Riverspirit1111's photo
Thu 09/30/21 04:17 PM


So if a man isn't interested in hearing my voice, or talking to me on the phone. If he only wants to write, and seldom at the same time in order to have an ongoing conversation... can I surmise that there's something odd about that, or that he's just not into me, even though he says he is? Let's say it's been going on for a couple years, off and on, and every day for the past three months? I'm thinking that's way too long to not talk on the phone...

But what if he really doesn't like talking on the phone?


OP... Seems to happen to woman as well. Best thing I can say is consider the words of wisdom from those posting here. And most of all... listen to your intuition/gut feeling!


Definitely seems like a red flag, almost like maybe he’s… married? Or seeing someone?? Just odd no phone, and only seems to be online when β€˜he’ can be. I’m not one to talk on phone right away, but that’s out of caution, not avoidance.


We're not messaging through here. I gave him my email awhile back so he could send pictures (G-Rated ones) and about three weeks ago, I gave him my phone number since we're supposed to meet in three weeks. I thought it would be nice to hear each others voice. He did call twice, but we talked for less than 5 minutes, he called me while he was doing other things and had to go.

Red flag... yep! Thanks.

OT... I hope this is on topic and is helping the OP.

Riverspirit1111's photo
Thu 09/30/21 04:28 PM

I've had many similar, text only with no verbal is unnatural, I find it extremely stressful and have never gone more than two or three weeks txting without talking when I've ended relationship possiblity.
I would LOVE to talk with you :two_hearts:!


Aww, you're making me blush. blushing
How about you message me first? winking

Yes, it is very stressful.

no photo
Thu 09/30/21 08:36 PM
Thank you, I have to hear heir voice too.

Also don’t make the chat sound like an job interview, gotten that a lot latey. It’s a real turn off

no photo
Thu 09/30/21 08:38 PM
She does seem nice :blush:

no photo
Fri 10/01/21 03:23 PM
Clearly This is NOT Undergrad:

YOU can't see the girl's pupils to ascertain if simply looking at YOU seems to arouse her;

YOUR olfactory lobes can't pass on to YOUR frontal lobes any change in her Pheromone output;

YOUR olfactory lobes definitely cannot pass on to YOUR frontal lobes the high progesterone of her ovulation;

YOU can't watch her chest to see if YOUR presence increases her respiration;

YOU can't scrutinize her carotid to ascertain if YOU increase her pulse;

YOU can't see whether she is licking her lips more or increased other oral activity;

YOU can't tell if there is a change her voice compared to talking to others;

If she is seated, YOU can't tell if she has crossed her legs and began to involuntarily kick one leg;

YOU can't see if she is working her fingers or wiggling her toes;


At least back in the day at the old TOGA Parties, where YOU surrendered YOUR underwear at the door and were blindfolded... ....YOU still had some of this sensory input......

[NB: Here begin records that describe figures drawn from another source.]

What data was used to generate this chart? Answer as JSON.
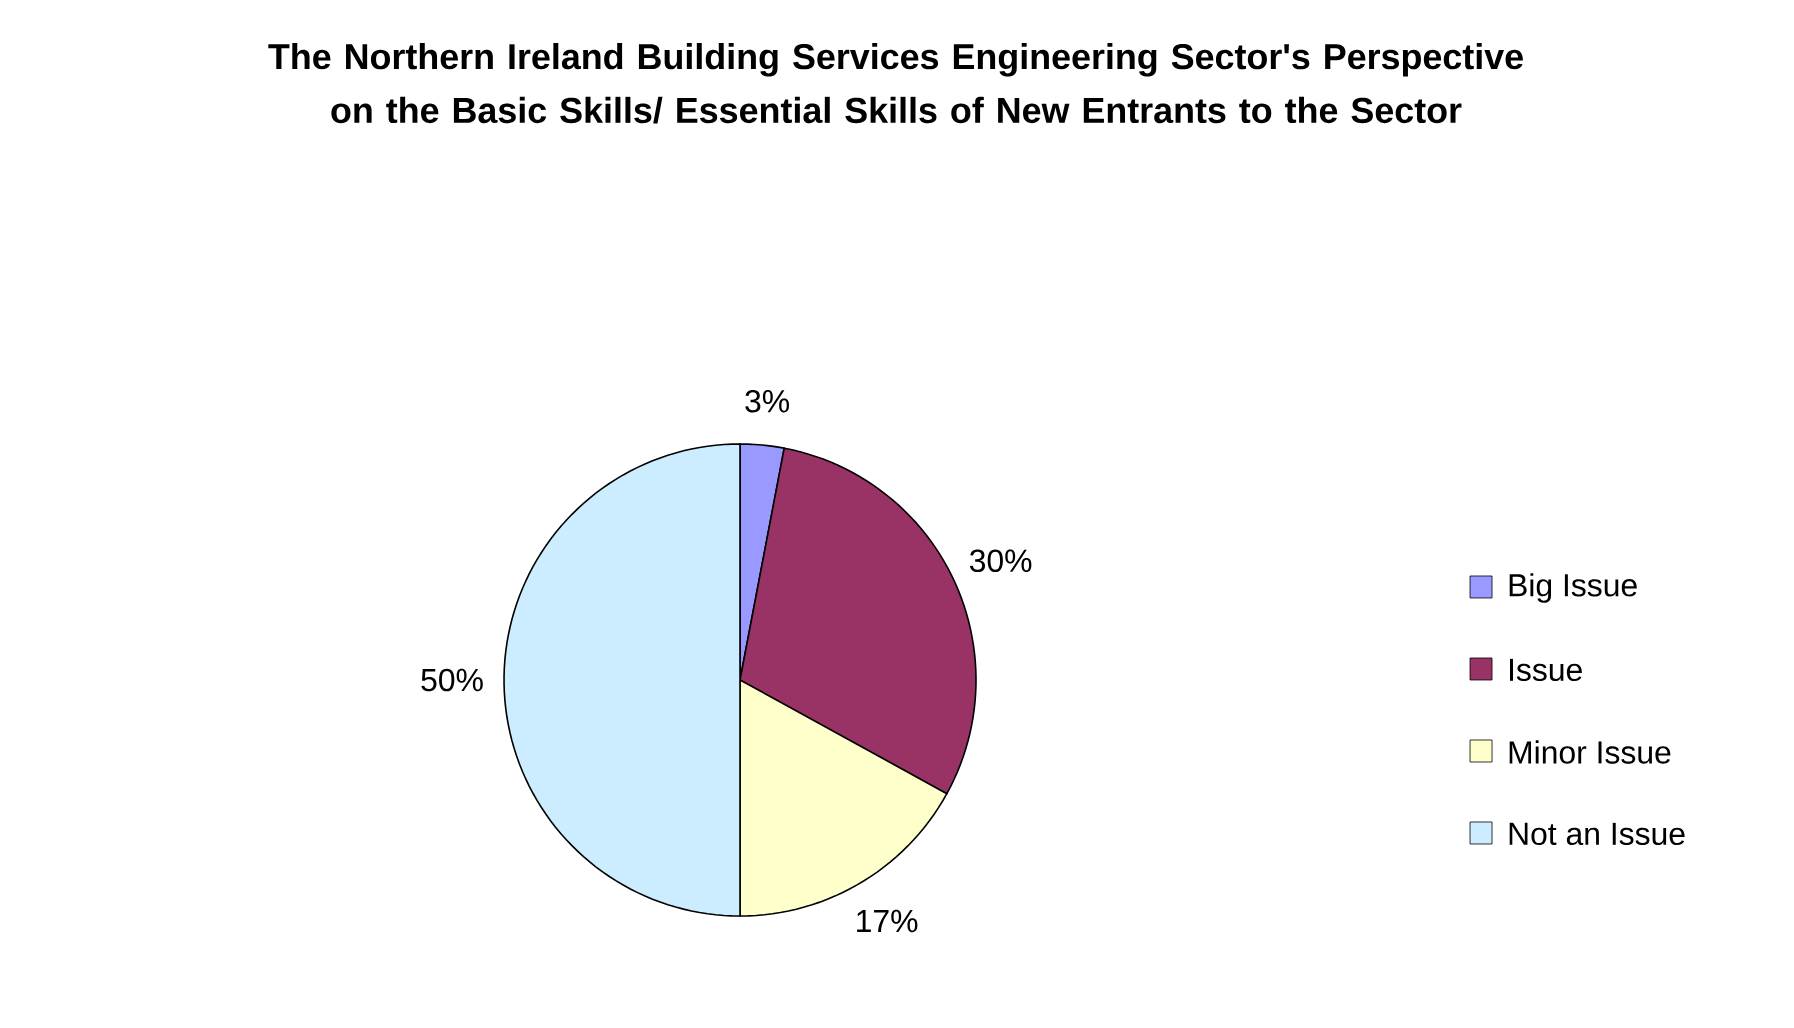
{
  "chart_data": {
    "type": "pie",
    "title": "The Northern Ireland Building Services Engineering Sector's Perspective on the Basic Skills/ Essential Skills of New Entrants to the Sector",
    "categories": [
      "Big Issue",
      "Issue",
      "Minor Issue",
      "Not an Issue"
    ],
    "values": [
      3,
      30,
      17,
      50
    ],
    "colors": [
      "#9999ff",
      "#993366",
      "#ffffcc",
      "#ccecff"
    ],
    "value_labels": [
      "3%",
      "30%",
      "17%",
      "50%"
    ],
    "legend": "right"
  }
}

But SEVERAL WEEKS DUDE?... .... YOU have heard of a Dude named JOB, right?

no photo
Fri 10/01/21 04:15 PM
Connections can be complicated as this article describes ...

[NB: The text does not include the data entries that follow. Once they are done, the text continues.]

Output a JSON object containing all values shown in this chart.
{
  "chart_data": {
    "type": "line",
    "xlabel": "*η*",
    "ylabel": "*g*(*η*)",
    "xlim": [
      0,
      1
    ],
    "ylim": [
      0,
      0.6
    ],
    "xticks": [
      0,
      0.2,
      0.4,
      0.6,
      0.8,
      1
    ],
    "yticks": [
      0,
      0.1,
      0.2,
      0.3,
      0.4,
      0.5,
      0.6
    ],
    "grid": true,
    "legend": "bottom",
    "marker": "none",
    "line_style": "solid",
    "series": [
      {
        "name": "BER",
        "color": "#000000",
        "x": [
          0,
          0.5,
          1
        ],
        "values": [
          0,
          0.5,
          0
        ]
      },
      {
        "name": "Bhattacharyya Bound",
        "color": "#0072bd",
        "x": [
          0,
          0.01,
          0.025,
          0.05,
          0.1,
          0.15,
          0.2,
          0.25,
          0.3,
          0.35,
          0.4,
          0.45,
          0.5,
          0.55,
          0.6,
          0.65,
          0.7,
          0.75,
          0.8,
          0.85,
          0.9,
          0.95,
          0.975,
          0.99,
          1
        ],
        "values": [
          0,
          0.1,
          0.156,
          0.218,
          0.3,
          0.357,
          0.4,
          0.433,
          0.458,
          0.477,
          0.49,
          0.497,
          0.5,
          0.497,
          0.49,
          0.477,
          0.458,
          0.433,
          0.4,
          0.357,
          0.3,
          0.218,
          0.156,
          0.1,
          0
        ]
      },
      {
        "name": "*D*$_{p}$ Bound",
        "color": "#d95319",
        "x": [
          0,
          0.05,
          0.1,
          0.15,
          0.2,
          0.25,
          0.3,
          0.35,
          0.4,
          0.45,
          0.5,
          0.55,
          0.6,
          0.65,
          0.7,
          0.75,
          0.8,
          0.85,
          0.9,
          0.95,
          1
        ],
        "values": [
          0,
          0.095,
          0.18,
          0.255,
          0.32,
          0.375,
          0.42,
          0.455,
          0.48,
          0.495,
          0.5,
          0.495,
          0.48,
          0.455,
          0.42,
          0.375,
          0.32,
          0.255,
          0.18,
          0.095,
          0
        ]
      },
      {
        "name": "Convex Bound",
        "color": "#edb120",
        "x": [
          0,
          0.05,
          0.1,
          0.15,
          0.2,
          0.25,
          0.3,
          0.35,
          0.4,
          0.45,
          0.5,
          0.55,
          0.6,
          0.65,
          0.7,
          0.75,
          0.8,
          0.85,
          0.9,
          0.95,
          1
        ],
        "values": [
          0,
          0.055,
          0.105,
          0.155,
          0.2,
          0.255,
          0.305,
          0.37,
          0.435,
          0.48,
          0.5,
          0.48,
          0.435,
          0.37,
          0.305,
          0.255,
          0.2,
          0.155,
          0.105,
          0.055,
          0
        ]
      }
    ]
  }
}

http://i.stuff.co.nz/life-style/126541872/the-dating-diaries-the-weird-wonderful-and-disastrous-dates-before-the-one

I can understand why some are reluctant to give someone access to their private world , sometimes that can be uncertainty , caution as Bastet said , or not trusting the online environment (mingle lol) . There are of course deceitful reasons and hidden agendas . That said , if you are online to date or find some one for a relationship , there needs to be a progression of a connection .

Ava Adore's photo
Wed 10/27/21 06:05 PM
If I feel a mutual connection with someone I met online, I would offer to suggest them other ways of communication instead of me asking them.

justaokguy's photo
Thu 10/28/21 10:20 AM
I'm a bit hard of hearing so I try to limit phone conversations especially when there is a bad connection or lots of static. I do use headphones and that helps but texting works better for me.